Tutto ciò sarebbe probabilmente sufficiente per "capire" Scorrete lacrime da un punto di vista personale, ma la grandezza letteraria e fantascientifica del romanzo risiede anche altrove. Dick riesce a sfruttare perfettamente la linearità di una storia tutto sommato semplice (da questo punto di vista, Scorrete lacrime è molto lontano da Ubik) per parlare di un tema di natura prettamente filosofica: la perdita di identità e la lotta per recuperarla. A cui non può fare a meno di associare anche un altro dei suoi interrogativi preferiti, già espresso nei romanzi precedenti: che cos'è reale? E cosa non lo è? Esiste qualcosa che si può definire reale in senso assoluto? O ogni cosa è frutto di punti di vista relativi? In altre parole, Scorrete lacrime mette in scena attraverso escamotage narrativi l'eterna diatriba tra oggettività e soggettività.
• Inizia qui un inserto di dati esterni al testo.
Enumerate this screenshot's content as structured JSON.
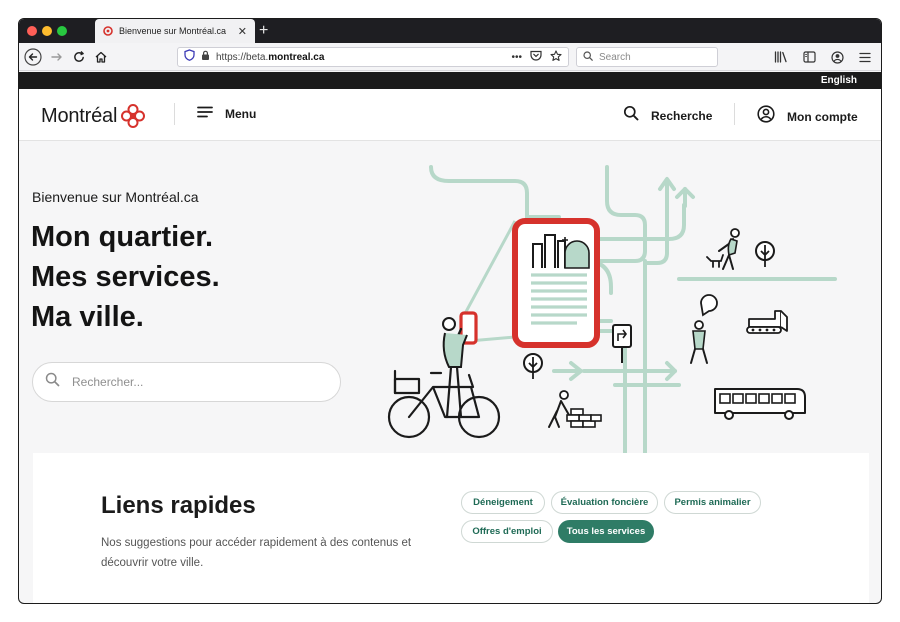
{
  "browser": {
    "tab_title": "Bienvenue sur Montréal.ca",
    "tab_close": "✕",
    "new_tab": "+",
    "url_prefix": "https://beta.",
    "url_domain": "montreal.ca",
    "url_more": "•••",
    "search_placeholder": "Search"
  },
  "topbar": {
    "language": "English"
  },
  "header": {
    "logo_text": "Montréal",
    "menu_label": "Menu",
    "search_label": "Recherche",
    "account_label": "Mon compte"
  },
  "hero": {
    "welcome": "Bienvenue sur Montréal.ca",
    "headline_1": "Mon quartier.",
    "headline_2": "Mes services.",
    "headline_3": "Ma ville.",
    "search_placeholder": "Rechercher..."
  },
  "quick_links": {
    "title": "Liens rapides",
    "description": "Nos suggestions pour accéder rapidement à des contenus et découvrir votre ville.",
    "chips": [
      "Déneigement",
      "Évaluation foncière",
      "Permis animalier",
      "Offres d'emploi",
      "Tous les services"
    ]
  },
  "colors": {
    "accent": "#2f7c66",
    "brand_red": "#d6322c",
    "illus_green": "#b7d8c9",
    "dark": "#1b1b1b"
  },
  "icons": [
    "back-arrow-icon",
    "forward-arrow-icon",
    "reload-icon",
    "home-icon",
    "shield-icon",
    "lock-icon",
    "pocket-icon",
    "star-icon",
    "search-icon",
    "library-icon",
    "sidebar-icon",
    "account-icon",
    "hamburger-icon",
    "user-icon"
  ]
}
In La svastica sul sole Dick espone, tramite la voce di Childan, un antiquario, una questione chiave a proposito dell'autenticità storica di oggetti che si dice siano appartenuti a grandi personaggi del passato: "questa faccenda della storicità è una sciocchezza (...). Una pistola viene impiegata in una famosa battaglia, ma se non fosse stata usata sarebbe esattamente la stessa. A meno che tu non lo sappia. (...) È tutto un falso, un'illusione di massa." In Scorrete lacrime Dick applica lo stesso concetto all'intera realtà. Nel mondo in cui Taverner si trova catapultato all'improvviso, senza ragione apparente, tutte le sue certezze sono distrutte: è dunque un mondo reale? Lo può definire tale soltanto perché si relaziona con esso, lo percepisce? O è davvero reale? In La svastica sul sole il discorso di Childan prosegue: "dovrei dimostrartelo con una dichiarazione di autenticità. È il documento che dimostra il valore dell'oggetto, non l'oggetto stesso". Finché si tratta di una pistola, bene, ma come si può sperare di trovare la dichiarazione di autenticità dell'esistenza, prodotta a un livello superiore al nostro?
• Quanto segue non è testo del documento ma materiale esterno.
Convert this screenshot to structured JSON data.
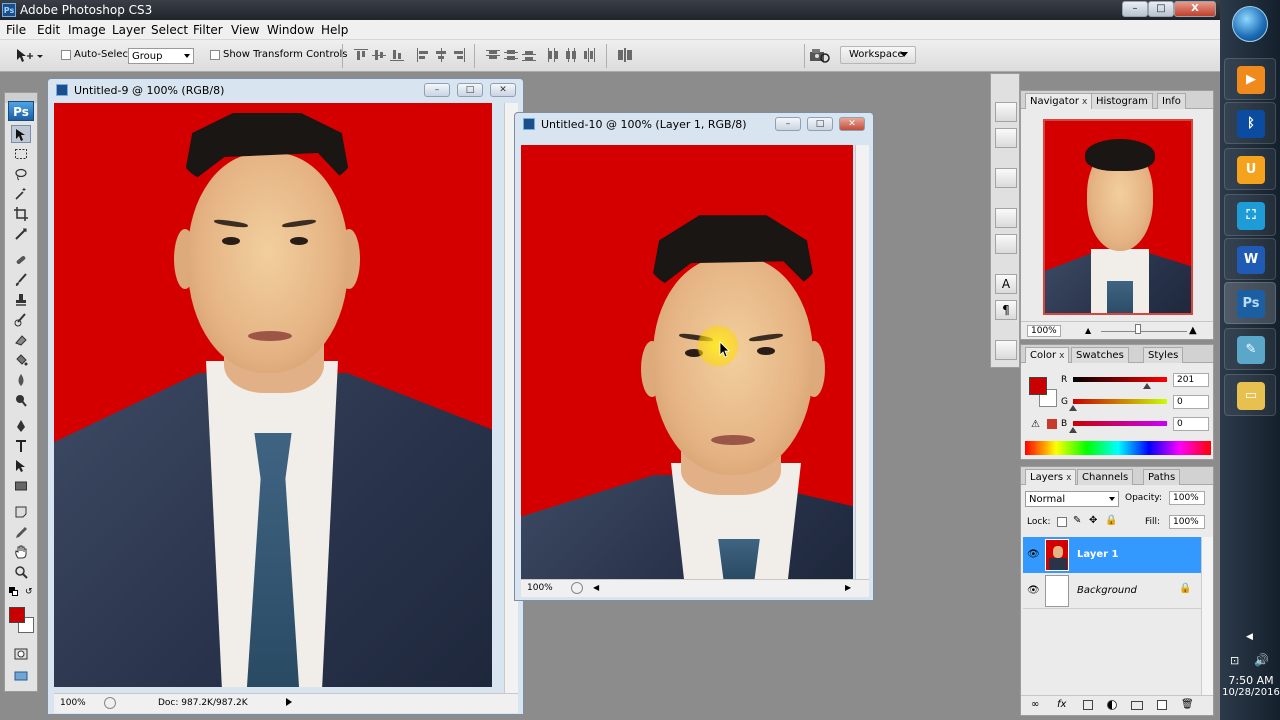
{
  "app": {
    "title": "Adobe Photoshop CS3",
    "ps_logo": "Ps",
    "window_controls": {
      "minimize": "–",
      "restore": "□",
      "close": "X"
    }
  },
  "menu": [
    "File",
    "Edit",
    "Image",
    "Layer",
    "Select",
    "Filter",
    "View",
    "Window",
    "Help"
  ],
  "options": {
    "auto_select_label": "Auto-Select:",
    "auto_select_value": "Group",
    "show_transform_label": "Show Transform Controls",
    "workspace_label": "Workspace"
  },
  "documents": [
    {
      "title": "Untitled-9 @ 100% (RGB/8)",
      "zoom": "100%",
      "doc_size": "Doc: 987.2K/987.2K"
    },
    {
      "title": "Untitled-10 @ 100% (Layer 1, RGB/8)",
      "zoom": "100%"
    }
  ],
  "navigator": {
    "tabs": [
      "Navigator",
      "Histogram",
      "Info"
    ],
    "zoom": "100%"
  },
  "color": {
    "tabs": [
      "Color",
      "Swatches",
      "Styles"
    ],
    "channels": [
      {
        "label": "R",
        "value": "201",
        "level": 0.79
      },
      {
        "label": "G",
        "value": "0",
        "level": 0
      },
      {
        "label": "B",
        "value": "0",
        "level": 0
      }
    ],
    "foreground": "#c90000",
    "background": "#ffffff"
  },
  "layers": {
    "tabs": [
      "Layers",
      "Channels",
      "Paths"
    ],
    "blend_mode": "Normal",
    "opacity_label": "Opacity:",
    "opacity": "100%",
    "lock_label": "Lock:",
    "fill_label": "Fill:",
    "fill": "100%",
    "items": [
      {
        "name": "Layer 1",
        "selected": true
      },
      {
        "name": "Background",
        "locked": true
      }
    ]
  },
  "taskbar": {
    "apps": [
      "media-player",
      "bluetooth",
      "uc-browser",
      "screen-capture",
      "word",
      "photoshop",
      "notes",
      "file-explorer"
    ],
    "time": "7:50 AM",
    "date": "10/28/2016"
  },
  "colors": {
    "canvas_red": "#d40000",
    "selection_blue": "#3399ff"
  }
}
Come ho scritto parlando di Ubik (l'altro grande romanzo dickiano che prima di questo affronta lo stesso tema), la nostra percezione di ciò che siamo e di ciò che definiamo reale non è indicativa di una "realtà assoluta", ma soltanto di ciò che la nostra mente interpreta come tale. Per estensione, l'interrogativo mette in discussione l'intera natura umana come individuo (l'identità, appunto) e come specie, così come pure la realtà della materia e di ogni cosa. Insomma, i concetti che hanno fatto la fortuna di Matrix, che Dick sviscera decenni prima con maggior profondità e ossessività.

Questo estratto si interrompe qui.